Enhanced solar photodegradation of reactive blue dye using synthesized codoped ZnO and TiO2
Zeinab A. Suliman, Achisa C. Mecha, Josphat Igadwa Mwasiagi
Abstract
The rapidly growing textile industry produces various textiles, which has led to significant water pollution due to the discharge of dyes and chemicals. In this study, TiO 2 doped ZnO photocatalyst was synthesized and characterized to determine the morphology and composition (scanning electron microscopy, SEM&EDX), optical properties (ultraviolet–visible diffuse reflectance spectroscopy, UV DRS), functional groups (Fourier Transform Infrared spectroscopy), and crystal structure (X-ray diffraction). The photocatalysts were used to photodegrade reactive blue dye in aqueous solution (1–3 mg/L) under natural sunlight. The SEM showed agglomerated granular particles, with increased agglomeration and smaller particle size for lab-synthesized TiO 2 (TZT) compared to commercial TiO 2 (TZC). The EDX results confirmed the presence of only Ti, Zn, and O in both photocatalysts, signifying the presence of ZnO and TiO 2 and the absence of contamination. The UV DRS revealed a reduction in band gap from 3.6eV (ultraviolet light region) to 3.02eV (visible light region).

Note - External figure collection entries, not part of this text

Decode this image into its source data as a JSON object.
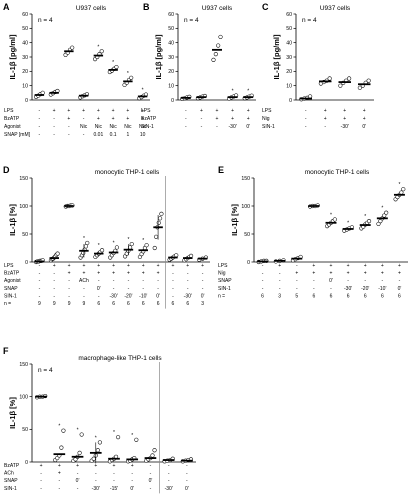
{
  "chart_data": [
    {
      "panel": "A",
      "type": "scatter",
      "title": "U937 cells",
      "n_label": "n = 4",
      "ylabel": "IL-1β [pg/ml]",
      "ylim": [
        0,
        60
      ],
      "yticks": [
        0,
        10,
        20,
        30,
        40,
        50,
        60
      ],
      "row_labels": [
        "LPS",
        "BzATP",
        "Agonist",
        "SNAP [mM]"
      ],
      "columns": [
        {
          "cells": [
            "-",
            "-",
            "-",
            "-"
          ],
          "mean": 3.5,
          "points": [
            2.2,
            3.0,
            4.1,
            5.0
          ]
        },
        {
          "cells": [
            "+",
            "-",
            "-",
            "-"
          ],
          "mean": 5.0,
          "points": [
            3.8,
            4.7,
            5.6,
            6.3
          ]
        },
        {
          "cells": [
            "+",
            "+",
            "-",
            "-"
          ],
          "mean": 34,
          "points": [
            31.5,
            33.0,
            35.0,
            36.5
          ]
        },
        {
          "cells": [
            "+",
            "-",
            "Nic",
            "-"
          ],
          "mean": 3.0,
          "points": [
            1.8,
            2.6,
            3.3,
            4.0
          ]
        },
        {
          "cells": [
            "+",
            "+",
            "Nic",
            "0.01"
          ],
          "mean": 31,
          "points": [
            28.5,
            30.0,
            32.0,
            34.0
          ],
          "star": true
        },
        {
          "cells": [
            "+",
            "+",
            "Nic",
            "0.1"
          ],
          "mean": 21,
          "points": [
            19.5,
            20.5,
            21.8,
            23.0
          ],
          "star": true
        },
        {
          "cells": [
            "+",
            "+",
            "Nic",
            "1"
          ],
          "mean": 13,
          "points": [
            10.5,
            12.0,
            14.0,
            15.5
          ],
          "star": true
        },
        {
          "cells": [
            "+",
            "+",
            "Nic",
            "10"
          ],
          "mean": 2.5,
          "points": [
            1.2,
            2.0,
            3.0,
            3.8
          ],
          "star": true
        }
      ]
    },
    {
      "panel": "B",
      "type": "scatter",
      "title": "U937 cells",
      "n_label": "n = 4",
      "ylabel": "IL-1β [pg/ml]",
      "ylim": [
        0,
        60
      ],
      "yticks": [
        0,
        10,
        20,
        30,
        40,
        50,
        60
      ],
      "row_labels": [
        "LPS",
        "BzATP",
        "SIN-1"
      ],
      "columns": [
        {
          "cells": [
            "-",
            "-",
            "-"
          ],
          "mean": 1.5,
          "points": [
            0.8,
            1.2,
            1.8,
            2.2
          ]
        },
        {
          "cells": [
            "+",
            "-",
            "-"
          ],
          "mean": 2.0,
          "points": [
            1.2,
            1.8,
            2.4,
            2.8
          ]
        },
        {
          "cells": [
            "+",
            "+",
            "-"
          ],
          "mean": 35,
          "points": [
            28.0,
            32.0,
            38.0,
            44.0
          ]
        },
        {
          "cells": [
            "+",
            "+",
            "-30'"
          ],
          "mean": 2.0,
          "points": [
            1.0,
            1.8,
            2.5,
            3.2
          ],
          "star": true
        },
        {
          "cells": [
            "+",
            "+",
            "0'"
          ],
          "mean": 2.0,
          "points": [
            1.2,
            1.8,
            2.4,
            3.0
          ],
          "star": true
        }
      ]
    },
    {
      "panel": "C",
      "type": "scatter",
      "title": "U937 cells",
      "n_label": "n = 4",
      "ylabel": "IL-1β [pg/ml]",
      "ylim": [
        0,
        60
      ],
      "yticks": [
        0,
        10,
        20,
        30,
        40,
        50,
        60
      ],
      "row_labels": [
        "LPS",
        "Nig",
        "SIN-1"
      ],
      "columns": [
        {
          "cells": [
            "-",
            "-",
            "-"
          ],
          "mean": 1.0,
          "points": [
            0.5,
            1.0,
            1.5,
            2.5
          ]
        },
        {
          "cells": [
            "+",
            "+",
            "-"
          ],
          "mean": 13,
          "points": [
            11.5,
            12.5,
            13.5,
            15.0
          ]
        },
        {
          "cells": [
            "+",
            "+",
            "-30'"
          ],
          "mean": 12.5,
          "points": [
            10.0,
            12.0,
            13.5,
            15.0
          ]
        },
        {
          "cells": [
            "+",
            "+",
            "0'"
          ],
          "mean": 11,
          "points": [
            8.5,
            10.0,
            12.0,
            13.5
          ]
        }
      ]
    },
    {
      "panel": "D",
      "type": "scatter",
      "title": "monocytic THP-1 cells",
      "ylabel": "IL-1β [%]",
      "ylim": [
        0,
        150
      ],
      "yticks": [
        0,
        50,
        100,
        150
      ],
      "row_labels": [
        "LPS",
        "BzATP",
        "Agonist",
        "SNAP",
        "SIN-1",
        "n ="
      ],
      "columns": [
        {
          "cells": [
            "-",
            "-",
            "-",
            "-",
            "-",
            "9"
          ],
          "mean": 1,
          "points": [
            0,
            1,
            1,
            2,
            2,
            3
          ]
        },
        {
          "cells": [
            "+",
            "-",
            "-",
            "-",
            "-",
            "9"
          ],
          "mean": 7,
          "points": [
            3,
            5,
            6,
            8,
            10,
            13,
            15
          ]
        },
        {
          "cells": [
            "+",
            "+",
            "-",
            "-",
            "-",
            "9"
          ],
          "mean": 100,
          "points": [
            99,
            100,
            100,
            101,
            101
          ]
        },
        {
          "cells": [
            "+",
            "+",
            "ACh",
            "-",
            "-",
            "9"
          ],
          "mean": 20,
          "points": [
            8,
            12,
            16,
            22,
            28,
            34
          ],
          "err": 12,
          "star": true
        },
        {
          "cells": [
            "+",
            "+",
            "-",
            "0'",
            "-",
            "6"
          ],
          "mean": 15,
          "points": [
            9,
            12,
            15,
            18,
            21
          ],
          "star": true
        },
        {
          "cells": [
            "+",
            "+",
            "-",
            "-",
            "-30'",
            "6"
          ],
          "mean": 17,
          "points": [
            8,
            12,
            16,
            20,
            26
          ],
          "star": true
        },
        {
          "cells": [
            "+",
            "+",
            "-",
            "-",
            "-20'",
            "6"
          ],
          "mean": 22,
          "points": [
            10,
            15,
            20,
            26,
            32
          ],
          "err": 10,
          "star": true
        },
        {
          "cells": [
            "+",
            "+",
            "-",
            "-",
            "-10'",
            "6"
          ],
          "mean": 21,
          "points": [
            9,
            14,
            19,
            25,
            30
          ],
          "star": true
        },
        {
          "cells": [
            "+",
            "+",
            "-",
            "-",
            "0'",
            "6"
          ],
          "mean": 62,
          "points": [
            25,
            45,
            62,
            70,
            78,
            86
          ],
          "err": 22
        },
        {
          "cells": [
            "+",
            "-",
            "-",
            "-",
            "-",
            "6"
          ],
          "mean": 8,
          "points": [
            4,
            6,
            8,
            10,
            12
          ]
        },
        {
          "cells": [
            "+",
            "-",
            "-",
            "-",
            "-30'",
            "6"
          ],
          "mean": 7,
          "points": [
            3,
            5,
            7,
            9,
            11
          ]
        },
        {
          "cells": [
            "+",
            "-",
            "-",
            "-",
            "0'",
            "3"
          ],
          "mean": 6,
          "points": [
            4,
            6,
            8
          ]
        }
      ],
      "separator_after": 8
    },
    {
      "panel": "E",
      "type": "scatter",
      "title": "monocytic THP-1 cells",
      "ylabel": "IL-1β [%]",
      "ylim": [
        0,
        150
      ],
      "yticks": [
        0,
        50,
        100,
        150
      ],
      "row_labels": [
        "LPS",
        "Nig",
        "SNAP",
        "SIN-1",
        "n ="
      ],
      "columns": [
        {
          "cells": [
            "-",
            "-",
            "-",
            "-",
            "6"
          ],
          "mean": 1,
          "points": [
            0,
            1,
            2,
            2
          ]
        },
        {
          "cells": [
            "+",
            "-",
            "-",
            "-",
            "3"
          ],
          "mean": 2,
          "points": [
            1,
            2,
            3
          ]
        },
        {
          "cells": [
            "-",
            "+",
            "-",
            "-",
            "5"
          ],
          "mean": 6,
          "points": [
            3,
            5,
            7,
            9
          ]
        },
        {
          "cells": [
            "+",
            "+",
            "-",
            "-",
            "6"
          ],
          "mean": 100,
          "points": [
            99,
            100,
            100,
            101
          ]
        },
        {
          "cells": [
            "+",
            "+",
            "0'",
            "-",
            "6"
          ],
          "mean": 70,
          "points": [
            64,
            67,
            70,
            73,
            76
          ],
          "star": true
        },
        {
          "cells": [
            "+",
            "+",
            "-",
            "-30'",
            "6"
          ],
          "mean": 59,
          "points": [
            56,
            58,
            60,
            62
          ],
          "star": true
        },
        {
          "cells": [
            "+",
            "+",
            "-",
            "-20'",
            "6"
          ],
          "mean": 66,
          "points": [
            60,
            63,
            67,
            70,
            73
          ],
          "star": true
        },
        {
          "cells": [
            "+",
            "+",
            "-",
            "-10'",
            "6"
          ],
          "mean": 78,
          "points": [
            68,
            73,
            78,
            83,
            88
          ],
          "star": true
        },
        {
          "cells": [
            "+",
            "+",
            "-",
            "0'",
            "6"
          ],
          "mean": 120,
          "points": [
            112,
            116,
            120,
            124,
            130
          ],
          "star": true
        }
      ]
    },
    {
      "panel": "F",
      "type": "scatter",
      "title": "macrophage-like THP-1 cells",
      "n_label": "n = 4",
      "ylabel": "IL-1β [%]",
      "ylim": [
        0,
        150
      ],
      "yticks": [
        0,
        50,
        100,
        150
      ],
      "row_labels": [
        "BzATP",
        "ACh",
        "SNAP",
        "SIN-1"
      ],
      "columns": [
        {
          "cells": [
            "+",
            "-",
            "-",
            "-"
          ],
          "mean": 100,
          "points": [
            99,
            100,
            100,
            101
          ]
        },
        {
          "cells": [
            "+",
            "+",
            "-",
            "-"
          ],
          "mean": 12,
          "points": [
            3,
            6,
            10,
            22,
            48
          ],
          "star": true
        },
        {
          "cells": [
            "+",
            "-",
            "0'",
            "-"
          ],
          "mean": 8,
          "points": [
            2,
            4,
            8,
            14,
            42
          ],
          "star": true
        },
        {
          "cells": [
            "+",
            "-",
            "-",
            "-30'"
          ],
          "mean": 14,
          "points": [
            2,
            5,
            10,
            18,
            30
          ],
          "err": 16,
          "star": true
        },
        {
          "cells": [
            "+",
            "-",
            "-",
            "-15'"
          ],
          "mean": 5,
          "points": [
            1,
            3,
            5,
            8,
            38
          ],
          "star": true
        },
        {
          "cells": [
            "+",
            "-",
            "-",
            "0'"
          ],
          "mean": 4,
          "points": [
            1,
            2,
            4,
            6,
            34
          ],
          "star": true
        },
        {
          "cells": [
            "-",
            "-",
            "0'",
            "-"
          ],
          "mean": 6,
          "points": [
            2,
            4,
            6,
            10,
            18
          ]
        },
        {
          "cells": [
            "-",
            "-",
            "-",
            "-30'"
          ],
          "mean": 3,
          "points": [
            1,
            2,
            3,
            5
          ]
        },
        {
          "cells": [
            "-",
            "-",
            "-",
            "0'"
          ],
          "mean": 2,
          "points": [
            1,
            2,
            3,
            4
          ]
        }
      ],
      "separator_after": 6
    }
  ]
}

At a dye concentration of 1 mg/L, 0.03 mg of photocatalyst, and a pH of 5, under sunlight, the degradation efficiencies were 86.9% for ZnO, 91% for TZC, and 100% for TZT. The rate constants (k) were 0.01203, 0.01511, and 0.08261 min-1 for bare TiO 2 , TZC, and TZT, respectively. The photocatalysts were recovered and reused over five consecutive cycles without significant reduction in performance, thus confirming the stability and durability of the TiO 2 -ZnO photocatalysts (TZT and TZC). The lab-synthesized photocatalysts demonstrated superior performance (100% degradation) and the utilization of natural sunlight which is green energy contributes to a clean and sustainable environment.